Let's all be our best selves because we're a reflection of our country and our people.

Let's all be a good story to tell. How many dreams have been sparked by the lives of Lea Salonga, Rafe Totengco and Monique Lhuiller? How many of us have been motivated by the successes of our fellow Filipinos? We can harness our individual successes towards our collective empowerment.

BUT THERE IS NO NEED FOR HEADLINES.

In the end, we realize that our being Filipino affects everything we do, and everything we do affects our being Filipino. And if every day, we do our work with integrity, passion, and responsibility, we give honor to ourselves, our company and our country, even if it doesn't make the headline.

In this time and age of globalization, we really never know where our feet will take us. We don't know who our spouses will be and where we will live. We don't know where our jobs will take us or what opportunity will open to us.
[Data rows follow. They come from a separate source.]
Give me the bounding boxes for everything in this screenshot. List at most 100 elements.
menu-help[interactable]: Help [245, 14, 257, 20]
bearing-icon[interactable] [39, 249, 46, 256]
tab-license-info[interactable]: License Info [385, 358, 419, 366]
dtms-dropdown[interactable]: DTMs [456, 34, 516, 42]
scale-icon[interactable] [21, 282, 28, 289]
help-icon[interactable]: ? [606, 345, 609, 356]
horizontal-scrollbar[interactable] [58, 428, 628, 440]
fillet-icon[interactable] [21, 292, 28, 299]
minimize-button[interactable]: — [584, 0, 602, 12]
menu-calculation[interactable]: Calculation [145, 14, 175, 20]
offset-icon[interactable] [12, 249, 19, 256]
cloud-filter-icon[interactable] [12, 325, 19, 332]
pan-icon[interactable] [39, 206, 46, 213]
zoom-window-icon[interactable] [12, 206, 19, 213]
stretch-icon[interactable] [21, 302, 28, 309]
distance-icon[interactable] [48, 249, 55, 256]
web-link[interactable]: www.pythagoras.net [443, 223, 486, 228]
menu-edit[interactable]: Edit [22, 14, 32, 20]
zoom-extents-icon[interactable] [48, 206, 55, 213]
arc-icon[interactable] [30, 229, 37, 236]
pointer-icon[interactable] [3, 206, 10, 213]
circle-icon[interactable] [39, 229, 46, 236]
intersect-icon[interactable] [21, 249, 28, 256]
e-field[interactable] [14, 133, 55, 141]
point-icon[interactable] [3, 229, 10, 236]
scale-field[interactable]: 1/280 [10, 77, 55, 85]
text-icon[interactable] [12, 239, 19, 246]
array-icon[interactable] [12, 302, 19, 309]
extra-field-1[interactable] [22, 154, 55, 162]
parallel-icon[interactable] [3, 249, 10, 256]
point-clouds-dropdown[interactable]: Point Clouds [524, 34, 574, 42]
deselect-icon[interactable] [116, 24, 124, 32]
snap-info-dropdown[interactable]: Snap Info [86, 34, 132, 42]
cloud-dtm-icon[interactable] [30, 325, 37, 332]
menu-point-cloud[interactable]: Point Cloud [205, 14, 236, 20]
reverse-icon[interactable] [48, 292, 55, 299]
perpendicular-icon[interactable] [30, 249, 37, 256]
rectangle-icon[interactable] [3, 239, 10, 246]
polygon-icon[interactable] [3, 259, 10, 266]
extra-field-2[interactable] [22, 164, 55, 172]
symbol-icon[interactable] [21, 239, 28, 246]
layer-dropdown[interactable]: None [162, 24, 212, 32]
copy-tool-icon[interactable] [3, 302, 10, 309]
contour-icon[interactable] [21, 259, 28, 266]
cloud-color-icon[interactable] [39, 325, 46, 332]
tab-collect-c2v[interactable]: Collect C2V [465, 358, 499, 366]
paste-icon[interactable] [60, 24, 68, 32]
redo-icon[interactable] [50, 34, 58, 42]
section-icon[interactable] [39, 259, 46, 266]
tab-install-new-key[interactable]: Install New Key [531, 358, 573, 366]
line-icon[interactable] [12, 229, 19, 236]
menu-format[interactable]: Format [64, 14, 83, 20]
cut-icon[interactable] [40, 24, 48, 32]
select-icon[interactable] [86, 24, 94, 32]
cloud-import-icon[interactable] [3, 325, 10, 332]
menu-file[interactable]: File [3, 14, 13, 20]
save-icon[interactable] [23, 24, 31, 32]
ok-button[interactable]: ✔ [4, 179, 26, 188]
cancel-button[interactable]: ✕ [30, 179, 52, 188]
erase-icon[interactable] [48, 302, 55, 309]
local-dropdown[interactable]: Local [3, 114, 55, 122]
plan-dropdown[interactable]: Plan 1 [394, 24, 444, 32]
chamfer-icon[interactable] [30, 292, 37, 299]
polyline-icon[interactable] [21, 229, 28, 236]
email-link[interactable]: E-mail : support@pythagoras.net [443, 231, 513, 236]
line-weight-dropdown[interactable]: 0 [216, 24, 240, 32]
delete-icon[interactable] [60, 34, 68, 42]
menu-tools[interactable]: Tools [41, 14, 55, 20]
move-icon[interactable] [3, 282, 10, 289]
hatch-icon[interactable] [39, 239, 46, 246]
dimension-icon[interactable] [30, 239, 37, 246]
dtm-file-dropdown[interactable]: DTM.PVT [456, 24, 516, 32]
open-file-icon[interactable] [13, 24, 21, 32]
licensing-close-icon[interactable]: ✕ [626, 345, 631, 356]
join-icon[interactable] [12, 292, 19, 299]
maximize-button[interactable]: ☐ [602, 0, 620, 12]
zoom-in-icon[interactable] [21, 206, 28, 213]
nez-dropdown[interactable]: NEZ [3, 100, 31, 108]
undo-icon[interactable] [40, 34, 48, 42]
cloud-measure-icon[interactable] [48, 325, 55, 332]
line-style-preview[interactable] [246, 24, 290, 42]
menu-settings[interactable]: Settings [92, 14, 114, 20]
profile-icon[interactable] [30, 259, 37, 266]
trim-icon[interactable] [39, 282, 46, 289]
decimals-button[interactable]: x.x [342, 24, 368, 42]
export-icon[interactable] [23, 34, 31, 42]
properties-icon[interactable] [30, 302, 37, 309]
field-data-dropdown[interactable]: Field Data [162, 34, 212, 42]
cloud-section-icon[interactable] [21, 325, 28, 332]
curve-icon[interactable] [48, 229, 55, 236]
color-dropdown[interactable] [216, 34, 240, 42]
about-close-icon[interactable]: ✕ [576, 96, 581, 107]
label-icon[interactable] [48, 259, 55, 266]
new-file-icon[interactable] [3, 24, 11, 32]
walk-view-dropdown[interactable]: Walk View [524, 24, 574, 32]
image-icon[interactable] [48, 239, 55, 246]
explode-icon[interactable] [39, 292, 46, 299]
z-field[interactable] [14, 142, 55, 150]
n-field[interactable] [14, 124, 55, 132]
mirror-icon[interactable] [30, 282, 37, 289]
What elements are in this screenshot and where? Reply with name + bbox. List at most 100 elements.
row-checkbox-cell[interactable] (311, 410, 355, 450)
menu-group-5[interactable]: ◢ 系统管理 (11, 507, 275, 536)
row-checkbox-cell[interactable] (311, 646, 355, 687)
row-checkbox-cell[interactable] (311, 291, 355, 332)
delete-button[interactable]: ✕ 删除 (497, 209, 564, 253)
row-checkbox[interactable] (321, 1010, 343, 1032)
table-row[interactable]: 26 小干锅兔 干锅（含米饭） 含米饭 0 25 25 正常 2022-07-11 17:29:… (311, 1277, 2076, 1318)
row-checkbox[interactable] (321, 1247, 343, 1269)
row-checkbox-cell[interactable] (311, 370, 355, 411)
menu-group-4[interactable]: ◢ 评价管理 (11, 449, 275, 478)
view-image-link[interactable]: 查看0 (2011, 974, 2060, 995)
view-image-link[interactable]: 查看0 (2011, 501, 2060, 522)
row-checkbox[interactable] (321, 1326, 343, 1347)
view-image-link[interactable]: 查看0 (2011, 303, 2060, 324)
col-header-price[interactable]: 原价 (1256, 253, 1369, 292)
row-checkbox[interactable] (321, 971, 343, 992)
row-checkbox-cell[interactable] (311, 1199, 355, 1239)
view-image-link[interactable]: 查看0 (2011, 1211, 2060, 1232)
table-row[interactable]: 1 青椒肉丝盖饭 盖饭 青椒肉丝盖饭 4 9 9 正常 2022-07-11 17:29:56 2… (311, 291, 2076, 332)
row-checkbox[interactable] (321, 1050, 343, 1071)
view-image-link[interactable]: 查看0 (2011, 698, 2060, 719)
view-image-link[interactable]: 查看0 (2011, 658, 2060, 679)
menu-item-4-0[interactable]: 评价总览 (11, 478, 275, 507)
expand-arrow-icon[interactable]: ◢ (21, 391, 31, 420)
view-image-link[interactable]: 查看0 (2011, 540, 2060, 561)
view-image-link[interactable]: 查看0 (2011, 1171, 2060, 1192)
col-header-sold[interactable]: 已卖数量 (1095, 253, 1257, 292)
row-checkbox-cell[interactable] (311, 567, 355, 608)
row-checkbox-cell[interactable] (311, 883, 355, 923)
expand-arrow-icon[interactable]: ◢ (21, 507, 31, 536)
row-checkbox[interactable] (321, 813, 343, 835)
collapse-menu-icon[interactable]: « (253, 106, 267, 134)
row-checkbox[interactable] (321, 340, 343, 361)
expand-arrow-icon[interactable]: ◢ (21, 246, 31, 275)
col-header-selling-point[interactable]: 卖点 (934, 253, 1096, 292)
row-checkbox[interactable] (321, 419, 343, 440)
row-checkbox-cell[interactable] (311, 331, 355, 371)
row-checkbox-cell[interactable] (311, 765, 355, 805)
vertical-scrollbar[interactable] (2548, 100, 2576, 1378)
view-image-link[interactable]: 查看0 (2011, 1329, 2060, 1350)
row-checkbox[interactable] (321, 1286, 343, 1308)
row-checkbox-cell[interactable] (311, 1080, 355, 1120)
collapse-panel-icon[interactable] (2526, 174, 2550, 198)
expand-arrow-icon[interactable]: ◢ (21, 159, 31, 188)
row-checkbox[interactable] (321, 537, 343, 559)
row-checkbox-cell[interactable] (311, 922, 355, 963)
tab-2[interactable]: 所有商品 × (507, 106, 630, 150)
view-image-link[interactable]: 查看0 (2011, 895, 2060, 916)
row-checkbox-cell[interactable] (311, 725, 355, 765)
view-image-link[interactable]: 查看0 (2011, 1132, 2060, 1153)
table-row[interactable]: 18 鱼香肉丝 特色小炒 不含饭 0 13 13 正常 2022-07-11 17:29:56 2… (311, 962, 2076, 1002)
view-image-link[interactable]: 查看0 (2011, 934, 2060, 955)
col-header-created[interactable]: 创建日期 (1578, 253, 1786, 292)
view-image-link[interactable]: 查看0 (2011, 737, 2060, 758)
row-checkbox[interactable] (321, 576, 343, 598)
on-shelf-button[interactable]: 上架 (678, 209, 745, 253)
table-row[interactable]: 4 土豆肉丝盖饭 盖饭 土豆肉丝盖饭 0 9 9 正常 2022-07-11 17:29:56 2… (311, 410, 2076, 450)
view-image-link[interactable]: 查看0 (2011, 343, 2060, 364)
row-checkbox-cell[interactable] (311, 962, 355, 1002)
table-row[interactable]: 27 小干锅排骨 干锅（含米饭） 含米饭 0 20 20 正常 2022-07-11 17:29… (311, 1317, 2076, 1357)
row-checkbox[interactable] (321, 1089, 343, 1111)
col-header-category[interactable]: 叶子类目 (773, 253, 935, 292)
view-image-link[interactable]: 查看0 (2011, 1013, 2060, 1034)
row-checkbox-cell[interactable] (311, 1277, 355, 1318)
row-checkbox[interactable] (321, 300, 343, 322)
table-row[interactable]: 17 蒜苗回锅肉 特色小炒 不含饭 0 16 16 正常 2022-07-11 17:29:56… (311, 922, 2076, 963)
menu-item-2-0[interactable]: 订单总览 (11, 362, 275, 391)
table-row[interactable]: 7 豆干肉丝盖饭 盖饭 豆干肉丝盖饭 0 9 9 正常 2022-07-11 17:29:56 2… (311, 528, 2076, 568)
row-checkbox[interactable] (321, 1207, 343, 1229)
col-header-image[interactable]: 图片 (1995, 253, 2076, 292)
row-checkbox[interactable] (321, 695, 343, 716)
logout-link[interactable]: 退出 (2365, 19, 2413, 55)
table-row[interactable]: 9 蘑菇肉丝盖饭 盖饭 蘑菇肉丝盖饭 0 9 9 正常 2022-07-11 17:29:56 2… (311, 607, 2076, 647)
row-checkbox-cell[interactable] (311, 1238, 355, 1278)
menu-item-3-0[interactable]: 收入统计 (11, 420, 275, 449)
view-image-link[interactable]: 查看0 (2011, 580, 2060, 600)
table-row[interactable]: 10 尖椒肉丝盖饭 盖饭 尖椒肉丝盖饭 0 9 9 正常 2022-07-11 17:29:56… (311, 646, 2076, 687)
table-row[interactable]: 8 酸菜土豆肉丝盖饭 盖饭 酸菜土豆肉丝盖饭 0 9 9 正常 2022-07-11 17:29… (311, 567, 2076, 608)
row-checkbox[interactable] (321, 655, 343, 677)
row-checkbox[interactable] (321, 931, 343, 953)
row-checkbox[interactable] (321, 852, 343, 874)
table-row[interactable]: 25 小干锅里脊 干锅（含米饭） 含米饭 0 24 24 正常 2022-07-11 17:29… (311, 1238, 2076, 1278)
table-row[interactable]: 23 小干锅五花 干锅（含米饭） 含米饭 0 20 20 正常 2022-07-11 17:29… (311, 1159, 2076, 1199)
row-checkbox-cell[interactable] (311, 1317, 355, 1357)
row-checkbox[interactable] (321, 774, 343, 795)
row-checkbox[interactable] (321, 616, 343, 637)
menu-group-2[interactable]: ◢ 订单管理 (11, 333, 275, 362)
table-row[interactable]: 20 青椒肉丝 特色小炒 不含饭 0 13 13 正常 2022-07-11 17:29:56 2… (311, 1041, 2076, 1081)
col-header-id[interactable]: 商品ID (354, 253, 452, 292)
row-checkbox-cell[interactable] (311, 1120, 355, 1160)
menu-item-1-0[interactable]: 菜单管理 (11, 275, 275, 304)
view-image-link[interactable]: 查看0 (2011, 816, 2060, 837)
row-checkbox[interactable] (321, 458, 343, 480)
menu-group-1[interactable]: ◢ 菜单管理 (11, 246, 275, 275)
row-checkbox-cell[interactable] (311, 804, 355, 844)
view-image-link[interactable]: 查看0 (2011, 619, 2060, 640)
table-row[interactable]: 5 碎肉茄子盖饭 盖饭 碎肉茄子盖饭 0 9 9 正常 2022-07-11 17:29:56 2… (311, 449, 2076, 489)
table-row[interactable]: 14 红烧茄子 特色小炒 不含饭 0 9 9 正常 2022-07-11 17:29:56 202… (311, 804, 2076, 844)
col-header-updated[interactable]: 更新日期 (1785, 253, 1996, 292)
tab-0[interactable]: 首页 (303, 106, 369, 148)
But one thing's for sure: we will always be connected. It is not only our duty as Christians and humans to be selfless, it is our duty to help others be less selfish too. And wherever in the world we are, we can help the Philippines - and convince others to help the Philippines. By being connected to the Philippines via web, balikbayan boxes or by heart, we will be able to make sure our heads and hearts are turned back, wherever the wind takes us.

And so, my final point this afternoon is that THE ESSENCE OF LIVING, THE ESSENCE OF GIVING IS WHAT WE CAN GIVE UP. The essence of giving, is what we can LET GO of, what we can live without.

Simple living makes a big difference. Not extreme simple living but knowing when things are becoming too ostentatious, too much for one person.

If we have both time and money, that's a deadly combination, especially if we don't give some of it to others. We'll probably want to travel a lot and be creative with how to spend that money on one person - on ourselves. We will buy everything, go everywhere that we can, that we might start becoming bored with ourselves or with life, which going back to how we started this talk, is a gift. Being born is a gift.

So the bottom of the bottom line is not how much we make, but how much we give, and giving doesn't have to have anything to do with money, because even if we have nothing, we can always give something: Time. Attention. Opportunities. Advice. Access. Talent. Words of encouragement. THOSE THINGS COUNT, and we don't even need a calculator.

Thank you PRA for your In-Kind contributions. Thank you for your authentic endorsements. Thank you everyone for your attention, and most especially for spending your precious time with me today. I wish you and yours all the best always.